There is absolutely nothing wrong with that plotline, but since I’ve lived in small towns and understand the dynamics of a community like that, I wasn’t too eager to revisit that. But as I do with all books, I read the first page to give it another chance and see if I like the voice and/or writing style. And man, oh man, is that first page one of the most gripping things I’ve ever read. It starts right in the middle of all the action, which in this case is the accident.

And as I kept reading, the overall pace felt natural and the plot kept moving in an interesting direction towards that dark secret mentioned in the summary. Heather Christie’s writing style was what kept me captivated the entire time – it’s elegant enough to feel like I’m reading adult fiction, yet it connects on a deep level to the actual mindset of a teenager. She also does a wonderful job of handling the superficial aspects of high school problems such as beauty and popularity while simultaneously diving into the underlying theme of healing in the form of substance abuse recovery, healing from a car accident, and healing from ‘something terrible [that] happened before the accident.”

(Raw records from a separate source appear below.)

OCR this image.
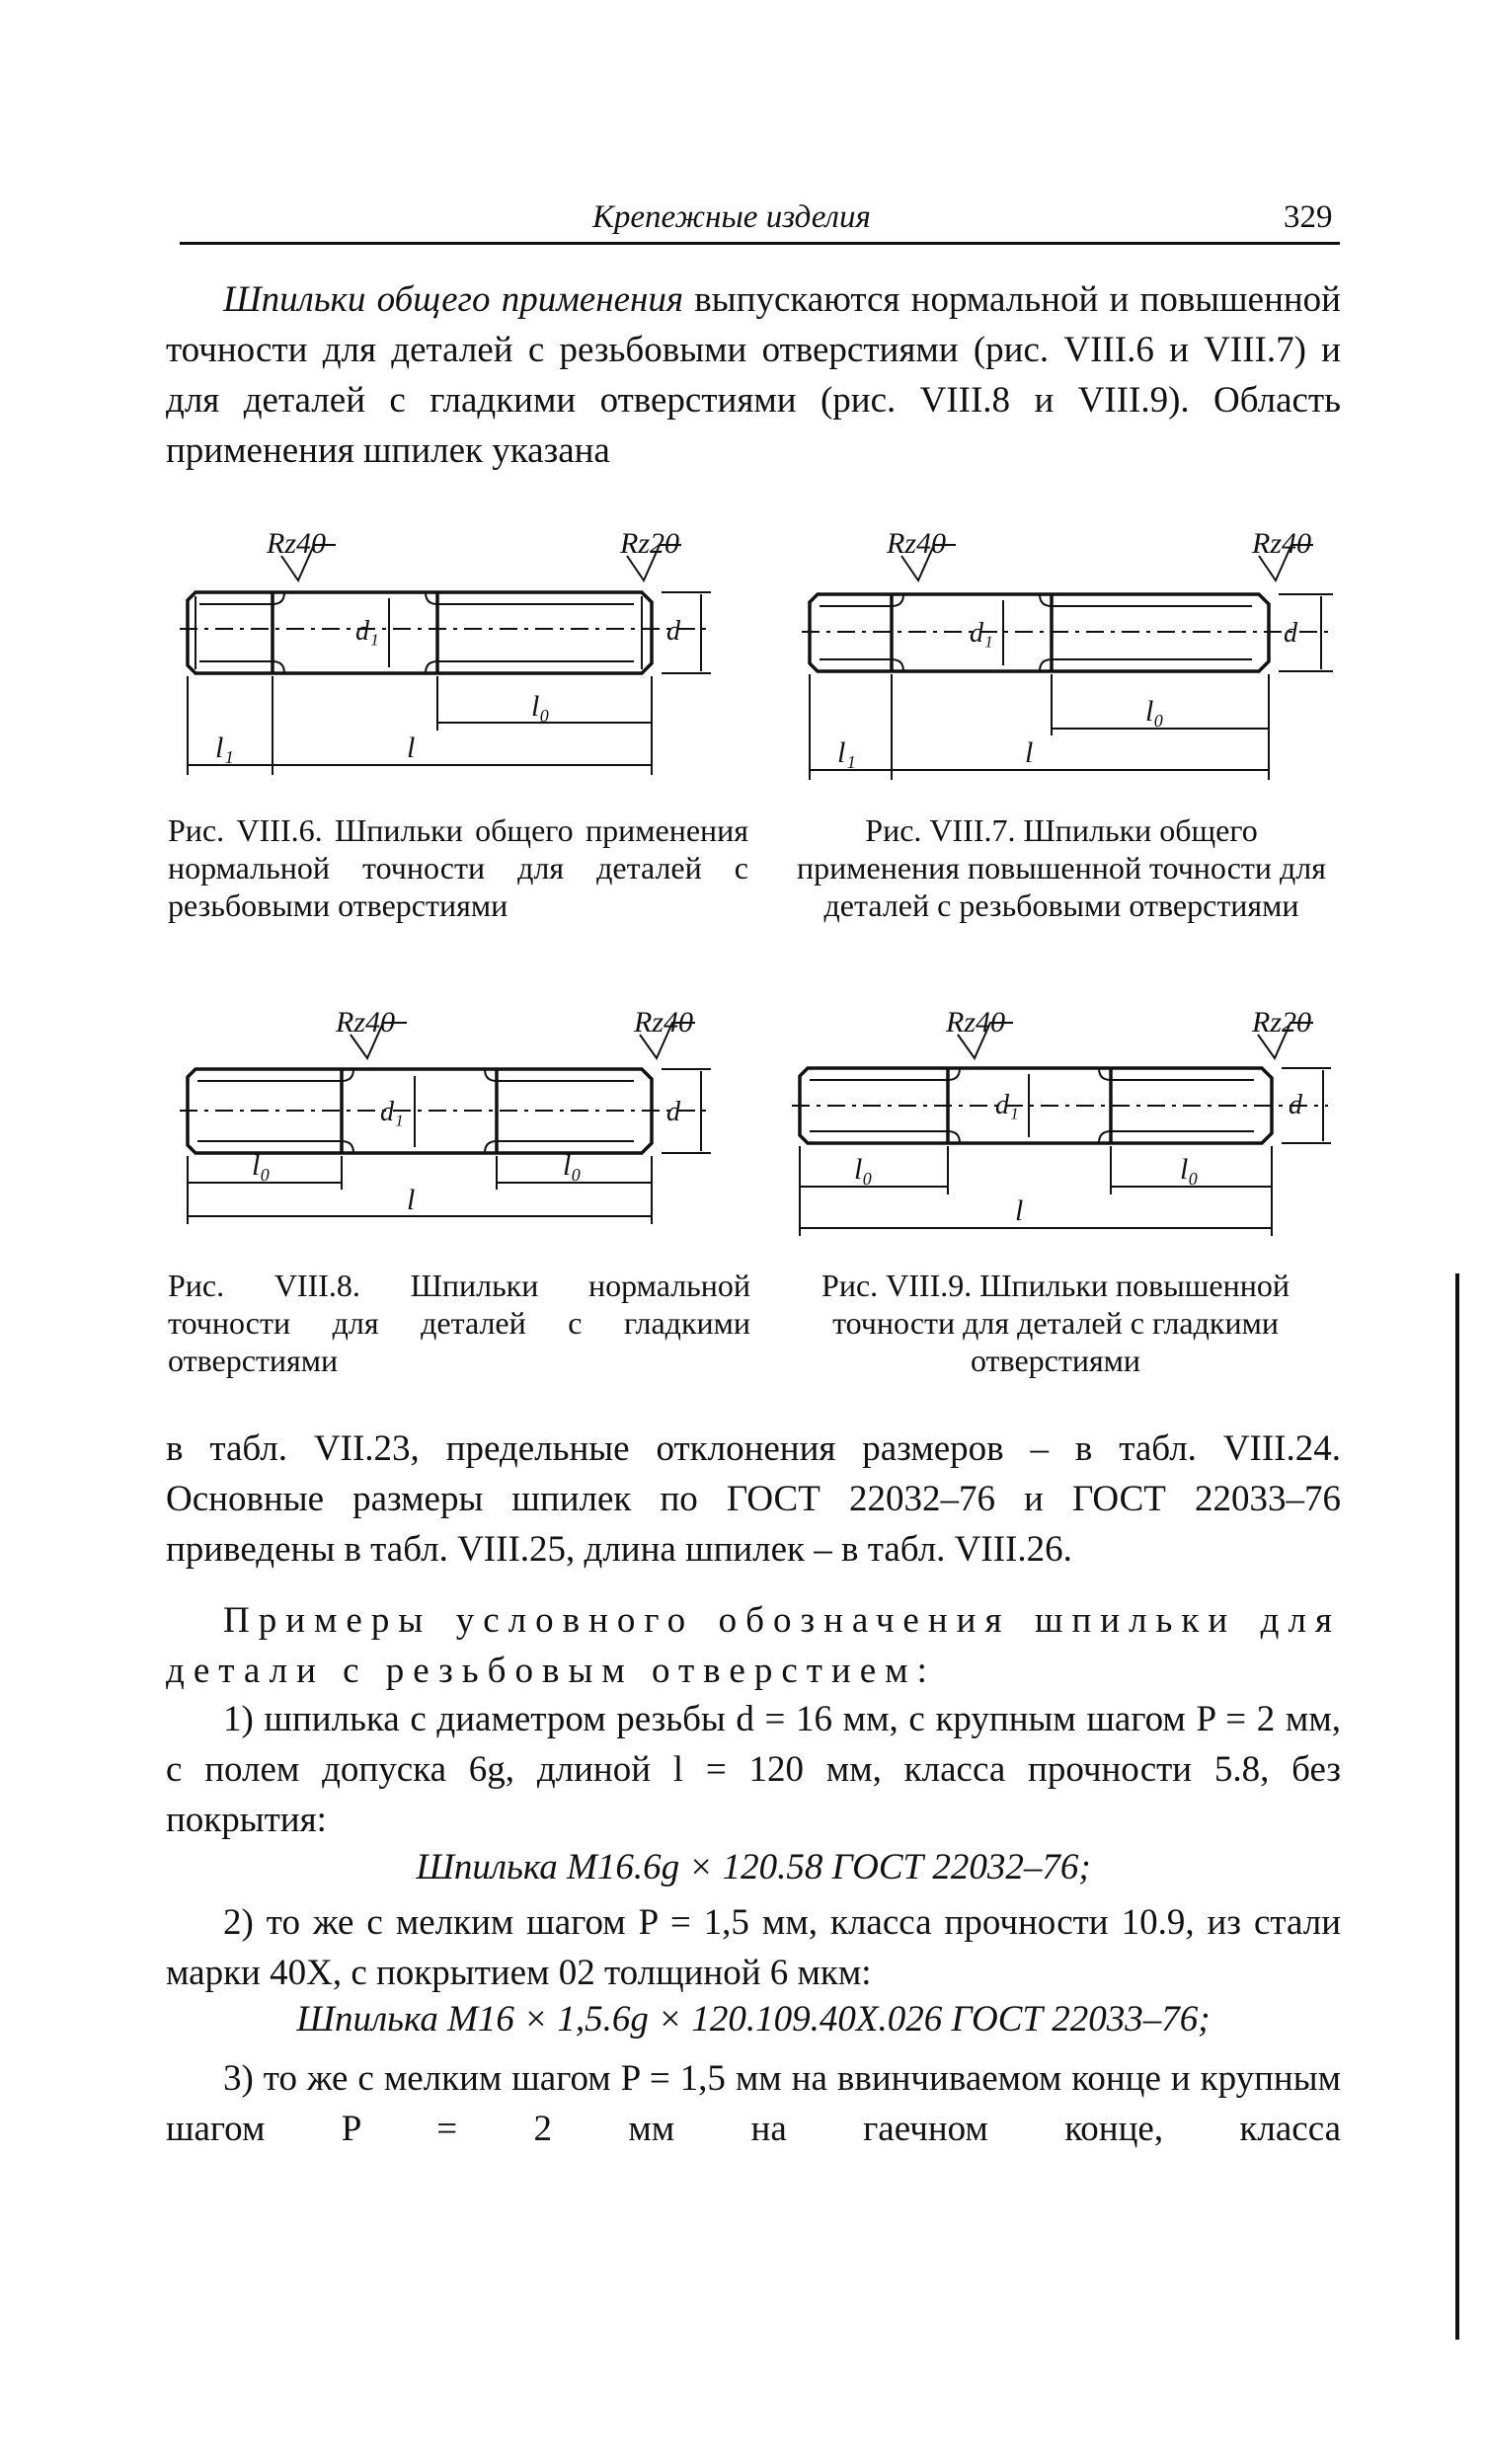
Крепежные изделия	329
Шпильки общего применения выпускаются нормальной и повышенной точности для деталей с резьбовыми отверстиями (рис. VIII.6 и VIII.7) и для деталей с гладкими отверстиями (рис. VIII.8 и VIII.9). Область применения шпилек указана
Rz40	Rz20
d₁	d
l₀
l₁	l
Rz40	Rz40
d₁	d
l₀
l₁	l
Рис. VIII.6. Шпильки общего применения нормальной точности для деталей с резьбовыми отверстиями
Рис. VIII.7. Шпильки общего применения повышенной точности для деталей с резьбовыми отверстиями
Rz40	Rz40
d₁	d
l₀	l₀
l
Rz40	Rz20
d₁	d
l₀	l₀
l
Рис. VIII.8. Шпильки нормальной точности для деталей с гладкими отверстиями
Рис. VIII.9. Шпильки повышенной точности для деталей с гладкими отверстиями
в табл. VII.23, предельные отклонения размеров – в табл. VIII.24. Основные размеры шпилек по ГОСТ 22032–76 и ГОСТ 22033–76 приведены в табл. VIII.25, длина шпилек – в табл. VIII.26.
Примеры условного обозначения шпильки для детали с резьбовым отверстием:
1) шпилька с диаметром резьбы d = 16 мм, с крупным шагом P = 2 мм, с полем допуска 6g, длиной l = 120 мм, класса прочности 5.8, без покрытия:
Шпилька М16.6g × 120.58 ГОСТ 22032–76;
2) то же с мелким шагом P = 1,5 мм, класса прочности 10.9, из стали марки 40Х, с покрытием 02 толщиной 6 мкм:
Шпилька М16 × 1,5.6g × 120.109.40Х.026 ГОСТ 22033–76;
3) то же с мелким шагом P = 1,5 мм на ввинчиваемом конце и крупным шагом P = 2 мм на гаечном конце, класса
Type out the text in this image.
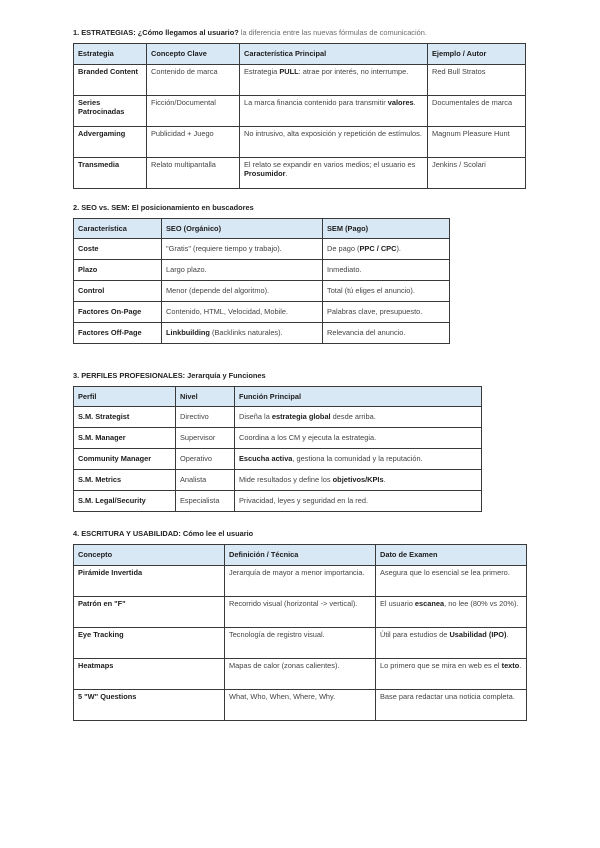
1. ESTRATEGIAS: ¿Cómo llegamos al usuario? la diferencia entre las nuevas fórmulas de comunicación.
Estrategia	Concepto Clave	Característica Principal	Ejemplo / Autor
Branded Content	Contenido de marca	Estrategia PULL: atrae por interés, no interrumpe.	Red Bull Stratos
Series Patrocinadas	Ficción/Documental	La marca financia contenido para transmitir valores.	Documentales de marca
Advergaming	Publicidad + Juego	No intrusivo, alta exposición y repetición de estímulos.	Magnum Pleasure Hunt
Transmedia	Relato multipantalla	El relato se expandir en varios medios; el usuario es Prosumidor.	Jenkins / Scolari
2. SEO vs. SEM: El posicionamiento en buscadores
Característica	SEO (Orgánico)	SEM (Pago)
Coste	"Gratis" (requiere tiempo y trabajo).	De pago (PPC / CPC).
Plazo	Largo plazo.	Inmediato.
Control	Menor (depende del algoritmo).	Total (tú eliges el anuncio).
Factores On-Page	Contenido, HTML, Velocidad, Mobile.	Palabras clave, presupuesto.
Factores Off-Page	Linkbuilding (Backlinks naturales).	Relevancia del anuncio.
3. PERFILES PROFESIONALES: Jerarquía y Funciones
Perfil	Nivel	Función Principal
S.M. Strategist	Directivo	Diseña la estrategia global desde arriba.
S.M. Manager	Supervisor	Coordina a los CM y ejecuta la estrategia.
Community Manager	Operativo	Escucha activa, gestiona la comunidad y la reputación.
S.M. Metrics	Analista	Mide resultados y define los objetivos/KPIs.
S.M. Legal/Security	Especialista	Privacidad, leyes y seguridad en la red.
4. ESCRITURA Y USABILIDAD: Cómo lee el usuario
Concepto	Definición / Técnica	Dato de Examen
Pirámide Invertida	Jerarquía de mayor a menor importancia.	Asegura que lo esencial se lea primero.
Patrón en "F"	Recorrido visual (horizontal -> vertical).	El usuario escanea, no lee (80% vs 20%).
Eye Tracking	Tecnología de registro visual.	Útil para estudios de Usabilidad (IPO).
Heatmaps	Mapas de calor (zonas calientes).	Lo primero que se mira en web es el texto.
5 "W" Questions	What, Who, When, Where, Why.	Base para redactar una noticia completa.
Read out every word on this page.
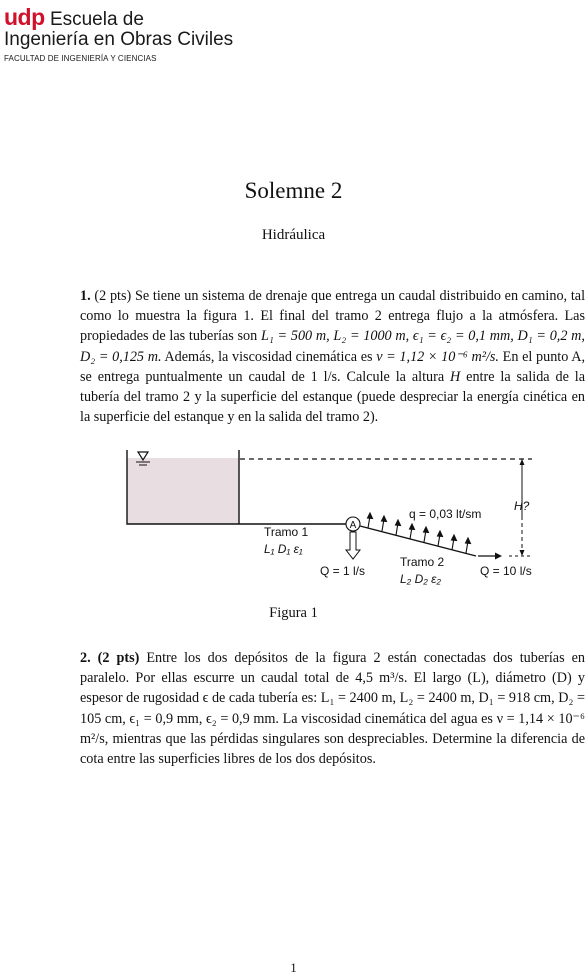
udp Escuela de
Ingeniería en Obras Civiles
FACULTAD DE INGENIERÍA Y CIENCIAS
Solemne 2
Hidráulica
1. (2 pts) Se tiene un sistema de drenaje que entrega un caudal distribuido en camino, tal como lo muestra la figura 1. El final del tramo 2 entrega flujo a la atmósfera. Las propiedades de las tuberías son L₁ = 500 m, L₂ = 1000 m, ϵ₁ = ϵ₂ = 0,1 mm, D₁ = 0,2 m, D₂ = 0,125 m. Además, la viscosidad cinemática es ν = 1,12 × 10⁻⁶ m²/s. En el punto A, se entrega puntualmente un caudal de 1 l/s. Calcule la altura H entre la salida de la tubería del tramo 2 y la superficie del estanque (puede despreciar la energía cinética en la superficie del estanque y en la salida del tramo 2).
A
Tramo 1
L₁ D₁ ε₁
q = 0,03 lt/sm
H?
Q = 1 l/s
Tramo 2
L₂ D₂ ε₂
Q = 10 l/s
Figura 1
2. (2 pts) Entre los dos depósitos de la figura 2 están conectadas dos tuberías en paralelo. Por ellas escurre un caudal total de 4,5 m³/s. El largo (L), diámetro (D) y espesor de rugosidad ϵ de cada tubería es: L₁ = 2400 m, L₂ = 2400 m, D₁ = 918 cm, D₂ = 105 cm, ϵ₁ = 0,9 mm, ϵ₂ = 0,9 mm. La viscosidad cinemática del agua es ν = 1,14 × 10⁻⁶ m²/s, mientras que las pérdidas singulares son despreciables. Determine la diferencia de cota entre las superficies libres de los dos depósitos.
1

I wish the later form of healing was more drawn out in the novel, but instead it was curtailed in favor of Molly and Wade’s relationship. This wasn’t necessarily a bad move, however, it left me wanting more about Molly’s recovery from that specific incident. I’m not mentioning this incident because I don’t want to give away any spoilers. In general, I think giving away spoilers are such a no-no because someone worked very hard to make sure it gives the element of surprise, and nothing’s worse when that surprise has already been ruined before the reader got a chance to read the book.

Overall, this book was way more in depth than what I had initially expected it to be. I’m so glad that first page hooked me in and I gave it a second chance because it has become one of my favorite YA reads this year.